Selon une étude récente publiée par la revue jésuite Popoli et émanant de l'institut italien de recherches sur la communication numérique Oogo, le pape aurait reçu, dès son premier mois sur Twitter, plus de 22 500 tweets à contenu négatif. Doit-on s'en étonner?

Évidemment, il faut comprendre que ce ne sont pas tous les tweets reçus qui sont ainsi et qu'un nombre à peu près équivalent sont positifs, selon cette étude. De plus, précisons, à la décharge de Benoît XVI, qu'étant sur un réseau social, ce ne sont pas uniquement ses fidèles qui s'adressent à lui, mais aussi tous ceux qui, à différents degrés et pour différentes raisons, se sont sentis lésés dans le passé par l'Église qu'il dirige. Et ici, il y a, semble-t-il, beaucoup de monde au parloir!

Il faut dire également que le personnage du pape prête facilement aux railleries, ne serait-ce que par son allure extérieure d'une autre époque. On se souviendra à ce sujet comment un dénommé Raël, dans son accoutrement de Capitaine Cosmos, avait attiré l'ire de tout un chacun.

Or, qu'on soit pape ou non, lorsqu'au XXIe siècle, un homme mature de la stature de Benoît XVI se promène dans son riche et immense palais en robe blanche et avec des escarpins rouges aux pieds, le tout surplombé lors de ses sorties d'un chapeau en soie rond à larges rebords et d'une petite cape assortie, on peut s'interroger sur la véracité et la pertinence d'un tel acteur sur un réseau social.

On comprendra qu'avec de tels airs de Sainte-Mère, le Saint-Père ne fait qu'alimenter davantage les sarcasmes au sujet des actes de pédophilie des membres de son clergé. Ne devrait-il pas alors, s'il veut vraiment être au niveau des réseaux sociaux, prendre les devants et se débarrasser lui-même de tout ce fatras d'une autre ère avant que certains malfaisants ne le lui arrachent morceau par morceau sur la place publique en se moquant de lui et de l'Église qu'il représente et défend?

Ce n'est donc pas uniquement au pape lui-même et à ses doctrines que l'on s'attaque sur Twitter, mais également à ce que son apparat symbolise et suggère. En se présentant ainsi, tel un objet de culte bizarroïde sur Twitter, le pape dénature la raison d'être de ces réseaux sociaux, où la convivialité et l'égalité des membres doivent primer.

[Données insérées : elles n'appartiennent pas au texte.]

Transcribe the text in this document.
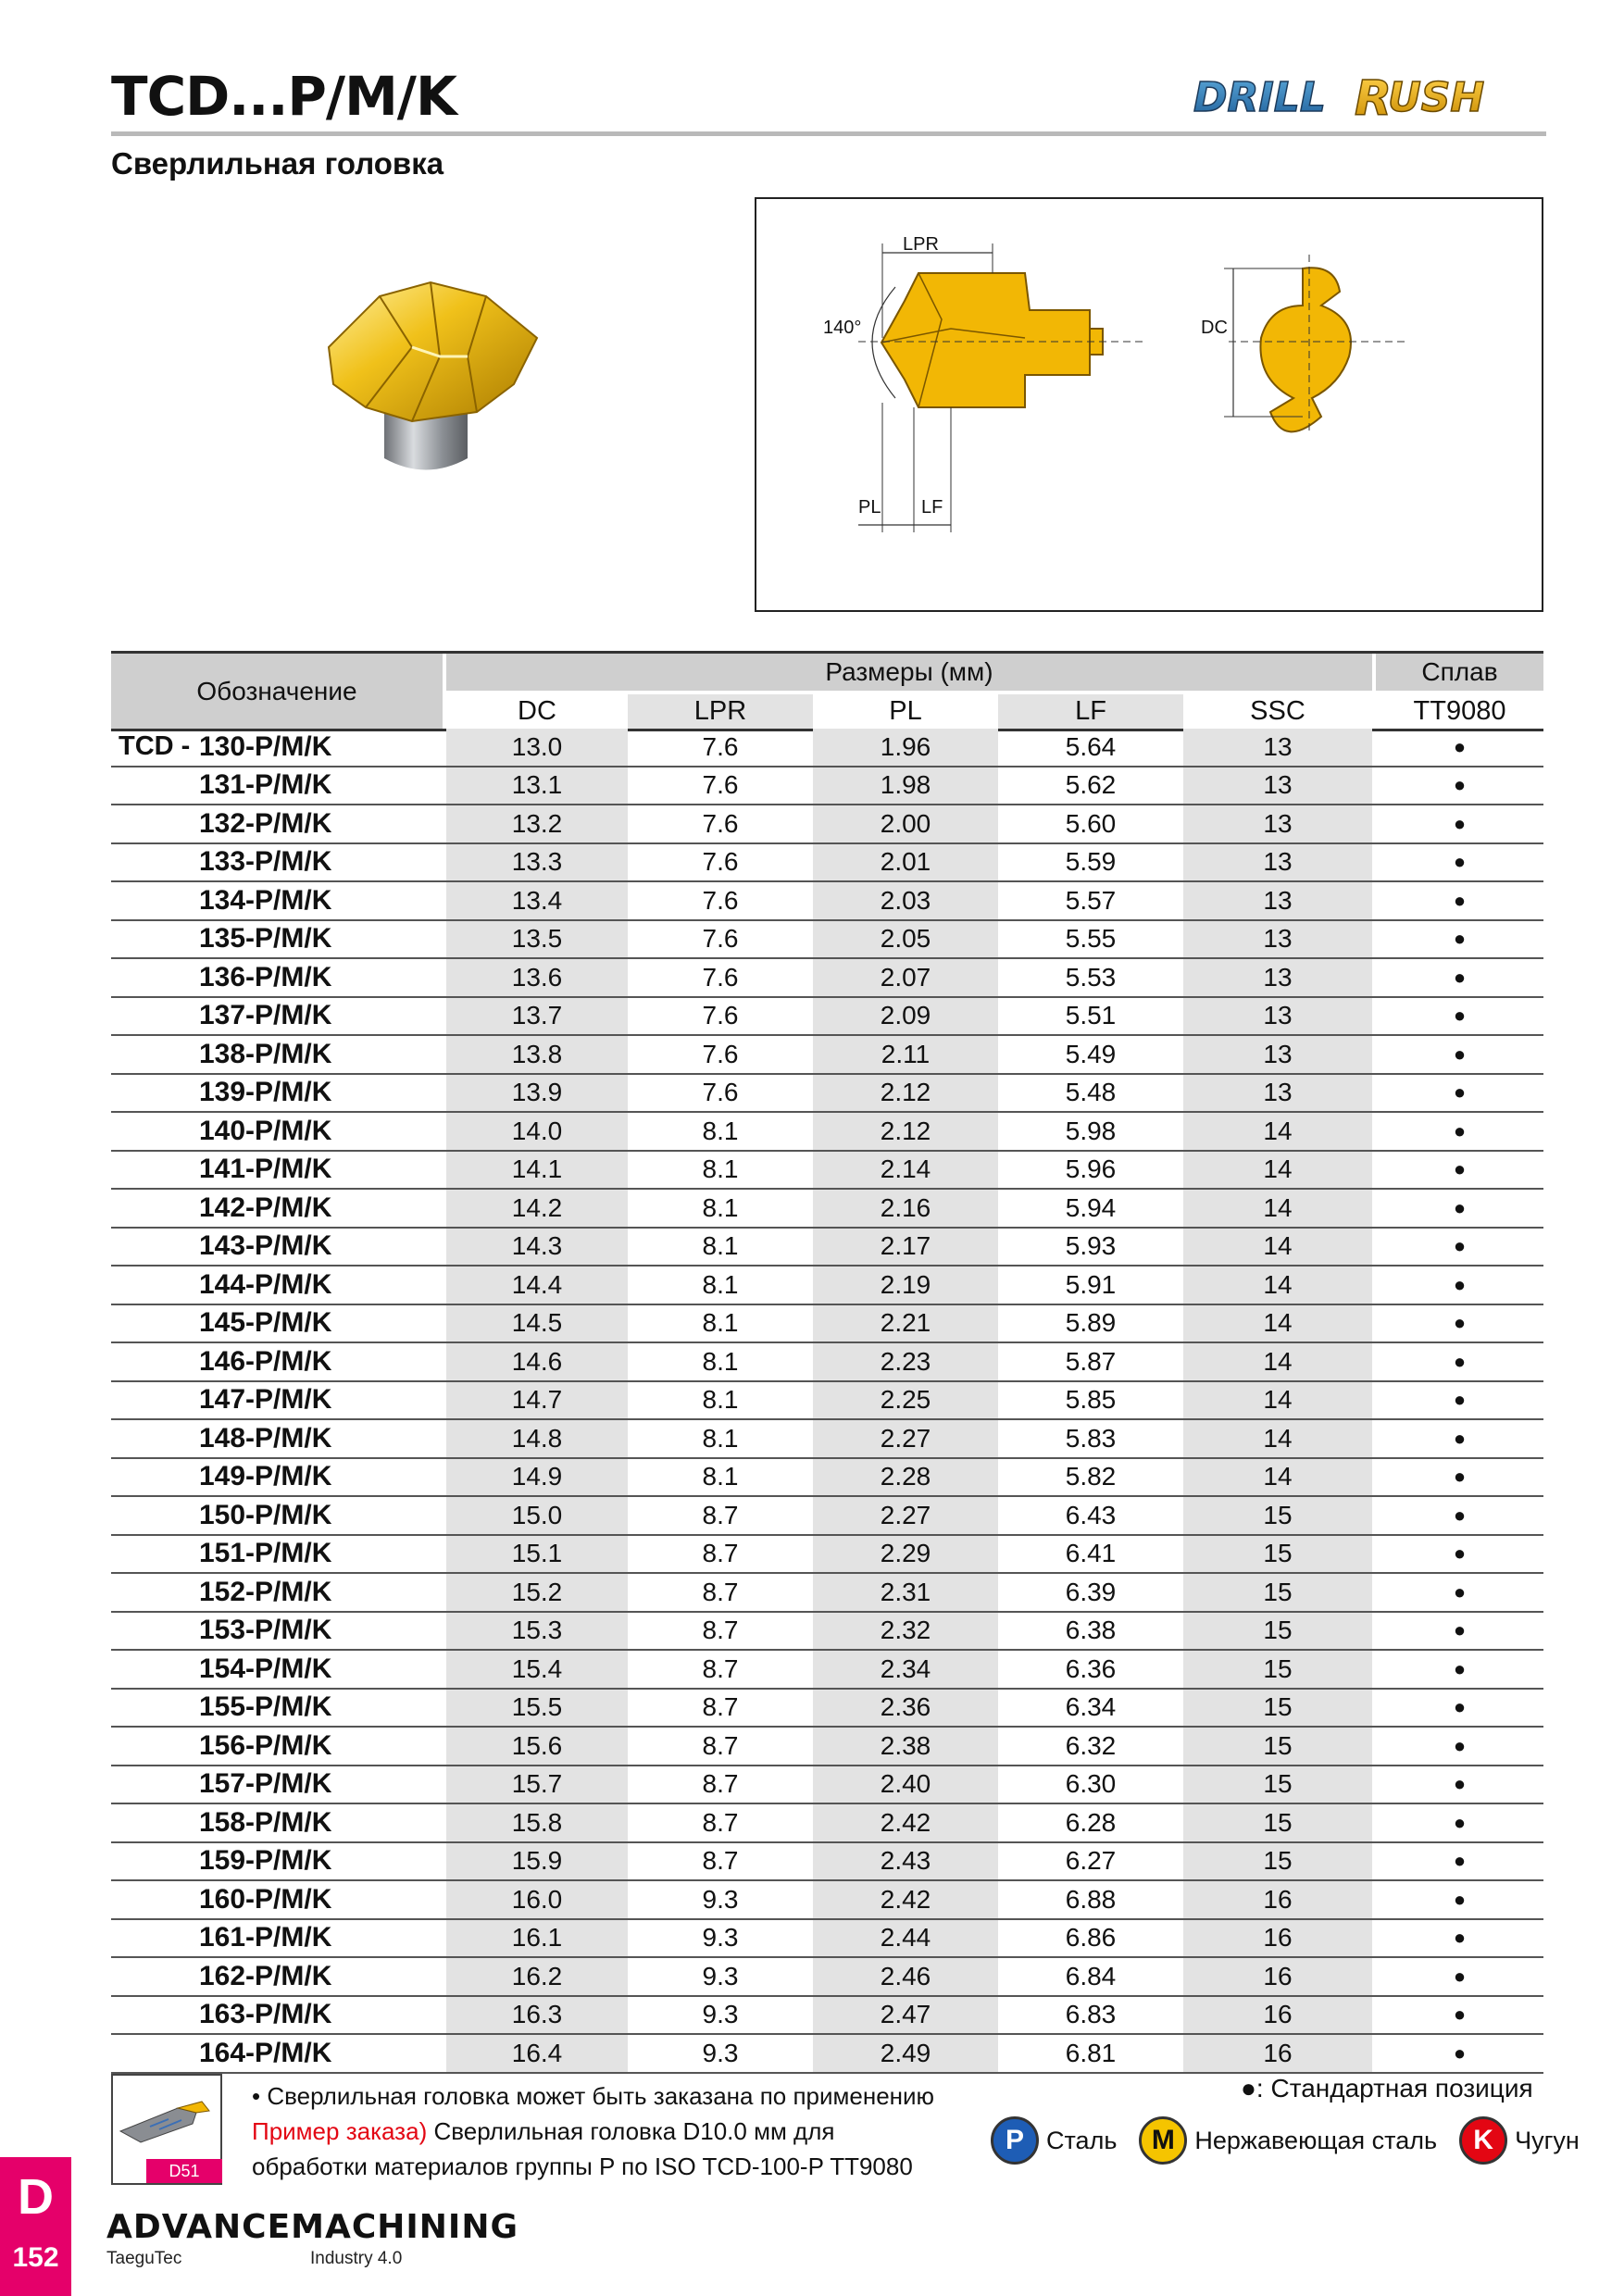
TCD...P/M/K
Сверлильная головка
DRILL R
USH
LPR
140°
PL LF
DC
Обозначение
Размеры (мм)	Сплав
DC	LPR	PL	LF	SSC	TT9080
TCD - 130-P/M/K	13.0	7.6	1.96	5.64	13	●
131-P/M/K	13.1	7.6	1.98	5.62	13	●
132-P/M/K	13.2	7.6	2.00	5.60	13	●
133-P/M/K	13.3	7.6	2.01	5.59	13	●
134-P/M/K	13.4	7.6	2.03	5.57	13	●
135-P/M/K	13.5	7.6	2.05	5.55	13	●
136-P/M/K	13.6	7.6	2.07	5.53	13	●
137-P/M/K	13.7	7.6	2.09	5.51	13	●
138-P/M/K	13.8	7.6	2.11	5.49	13	●
139-P/M/K	13.9	7.6	2.12	5.48	13	●
140-P/M/K	14.0	8.1	2.12	5.98	14	●
141-P/M/K	14.1	8.1	2.14	5.96	14	●
142-P/M/K	14.2	8.1	2.16	5.94	14	●
143-P/M/K	14.3	8.1	2.17	5.93	14	●
144-P/M/K	14.4	8.1	2.19	5.91	14	●
145-P/M/K	14.5	8.1	2.21	5.89	14	●
146-P/M/K	14.6	8.1	2.23	5.87	14	●
147-P/M/K	14.7	8.1	2.25	5.85	14	●
148-P/M/K	14.8	8.1	2.27	5.83	14	●
149-P/M/K	14.9	8.1	2.28	5.82	14	●
150-P/M/K	15.0	8.7	2.27	6.43	15	●
151-P/M/K	15.1	8.7	2.29	6.41	15	●
152-P/M/K	15.2	8.7	2.31	6.39	15	●
153-P/M/K	15.3	8.7	2.32	6.38	15	●
154-P/M/K	15.4	8.7	2.34	6.36	15	●
155-P/M/K	15.5	8.7	2.36	6.34	15	●
156-P/M/K	15.6	8.7	2.38	6.32	15	●
157-P/M/K	15.7	8.7	2.40	6.30	15	●
158-P/M/K	15.8	8.7	2.42	6.28	15	●
159-P/M/K	15.9	8.7	2.43	6.27	15	●
160-P/M/K	16.0	9.3	2.42	6.88	16	●
161-P/M/K	16.1	9.3	2.44	6.86	16	●
162-P/M/K	16.2	9.3	2.46	6.84	16	●
163-P/M/K	16.3	9.3	2.47	6.83	16	●
164-P/M/K	16.4	9.3	2.49	6.81	16	●
D51
• Сверлильная головка может быть заказана по применению
Пример заказа) Сверлильная головка D10.0 мм для
обработки материалов группы P по ISO TCD-100-P TT9080
●: Стандартная позиция
P Сталь	M Нержавеющая сталь	K Чугун
D
152
ADVANCEMACHINING
TaeguTec	Industry 4.0
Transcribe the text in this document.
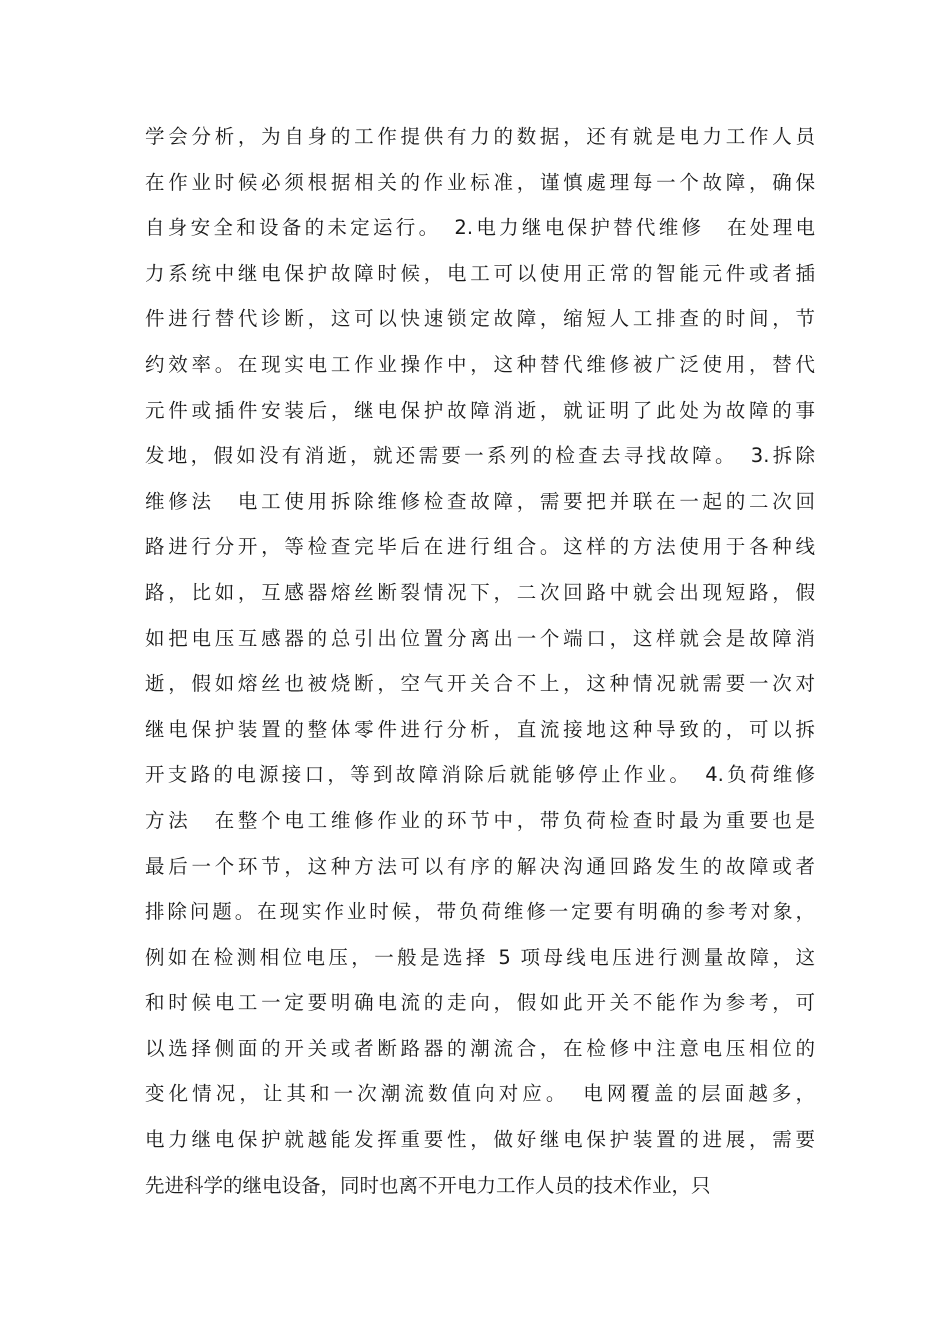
学会分析，为自身的工作提供有力的数据，还有就是电力工作人员
在作业时候必须根据相关的作业标准，谨慎處理每一个故障，确保
自身安全和设备的未定运行。　2.电力继电保护替代维修　在处理电
力系统中继电保护故障时候，电工可以使用正常的智能元件或者插
件进行替代诊断，这可以快速锁定故障，缩短人工排查的时间，节
约效率。在现实电工作业操作中，这种替代维修被广泛使用，替代
元件或插件安装后，继电保护故障消逝，就证明了此处为故障的事
发地，假如没有消逝，就还需要一系列的检查去寻找故障。　3.拆除
维修法　电工使用拆除维修检查故障，需要把并联在一起的二次回
路进行分开，等检查完毕后在进行组合。这样的方法使用于各种线
路，比如，互感器熔丝断裂情况下，二次回路中就会出现短路，假
如把电压互感器的总引出位置分离出一个端口，这样就会是故障消
逝，假如熔丝也被烧断，空气开关合不上，这种情况就需要一次对
继电保护装置的整体零件进行分析，直流接地这种导致的，可以拆
开支路的电源接口，等到故障消除后就能够停止作业。　4.负荷维修
方法　在整个电工维修作业的环节中，带负荷检查时最为重要也是
最后一个环节，这种方法可以有序的解决沟通回路发生的故障或者
排除问题。在现实作业时候，带负荷维修一定要有明确的参考对象，
例如在检测相位电压，一般是选择 5 项母线电压进行测量故障，这
和时候电工一定要明确电流的走向，假如此开关不能作为参考，可
以选择侧面的开关或者断路器的潮流合，在检修中注意电压相位的
变化情况，让其和一次潮流数值向对应。　电网覆盖的层面越多，
电力继电保护就越能发挥重要性，做好继电保护装置的进展，需要
先进科学的继电设备，同时也离不开电力工作人员的技术作业，只
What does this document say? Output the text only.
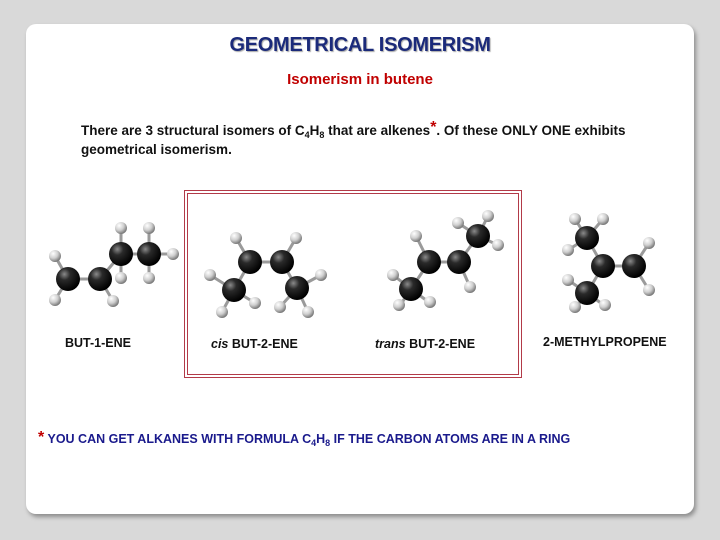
GEOMETRICAL ISOMERISM
Isomerism in butene
There are 3 structural isomers of $C_4H_8$ that are alkenes*. Of these ONLY ONE exhibits geometrical isomerism.
BUT-1-ENE	cis BUT-2-ENE	trans BUT-2-ENE	2-METHYLPROPENE
* YOU CAN GET ALKANES WITH FORMULA $C_4H_8$ IF THE CARBON ATOMS ARE IN A RING
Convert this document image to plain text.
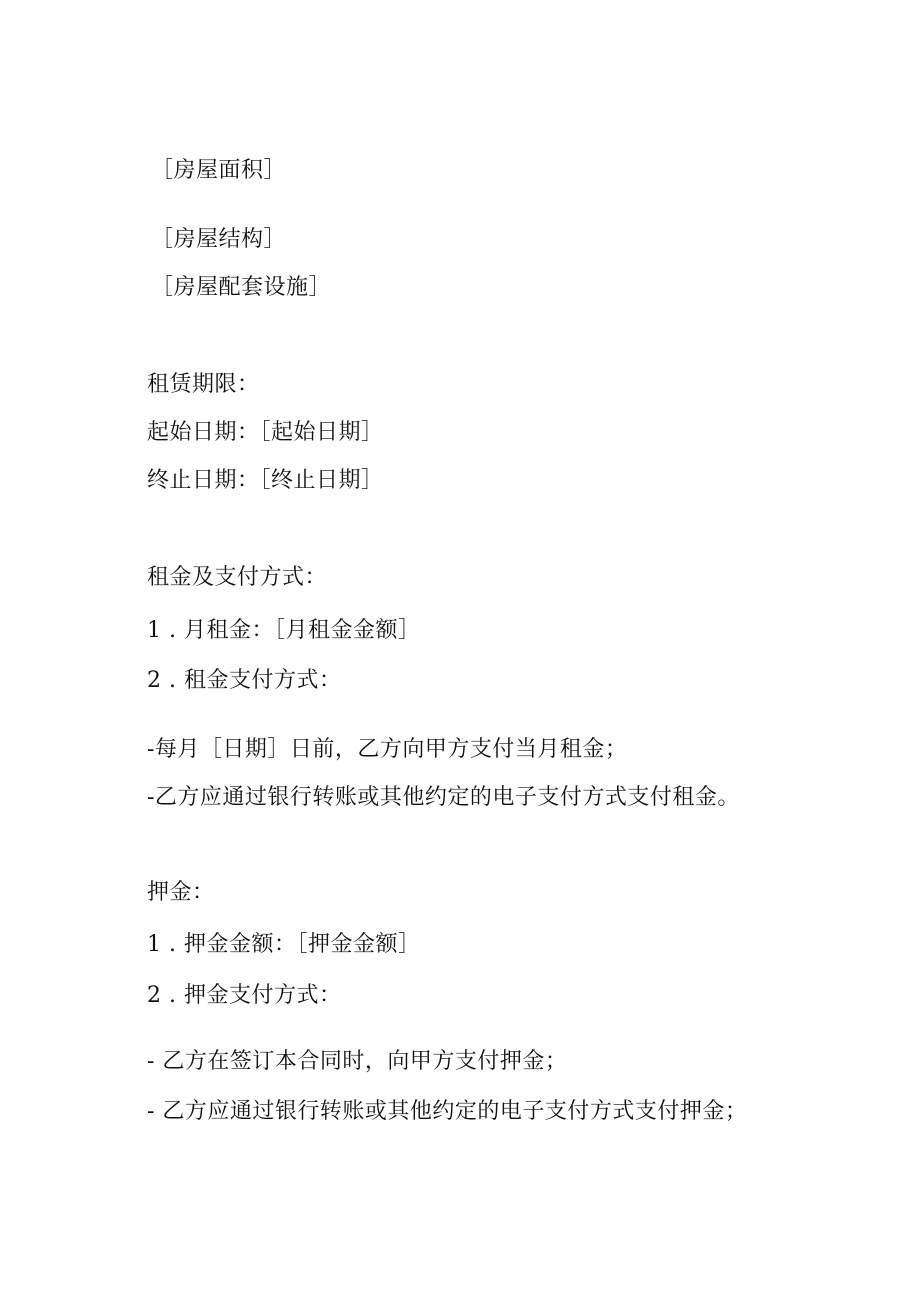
［房屋面积］
［房屋结构］
［房屋配套设施］
租赁期限：
起始日期：［起始日期］
终止日期：［终止日期］
租金及支付方式：
1 . 月租金：［月租金金额］
2 . 租金支付方式：
-每月［日期］日前，乙方向甲方支付当月租金；
-乙方应通过银行转账或其他约定的电子支付方式支付租金。
押金：
1 . 押金金额：［押金金额］
2 . 押金支付方式：
- 乙方在签订本合同时，向甲方支付押金；
- 乙方应通过银行转账或其他约定的电子支付方式支付押金；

Tout le protocole papal y apparaît alors comme une pure complaisance narcissique déplacée. D'autant plus, faut-il préciser, que du haut de son statut, Benoît XVI refuse toujours d'utiliser le mode interactif de Twitter en ne répondant jamais directement aux tweets qui lui sont adressés.

Mais sachant que Twitter touche directement plus d'un demi-milliard d'internautes, il reste que cela est sûrement un moyen extraordinaire d'accéder à un immense marché d'éventuels nouveaux fidèles.

L'humilité qu'ambitionne officiellement le pape en rejoignant Twitter est-elle toutefois authentique? Car il est pour le moins curieux de voir celui qui fut pendant 24 ans président de la très sérieuse et autoritaire Congrégation pour la doctrine de la foi (qui s'appelait autrefois l'Inquisition) s'offrir aujourd'hui en pâture sur la place publique pour satisfaire l'appétit du marché de plus en plus compétitif des croyances religieuses.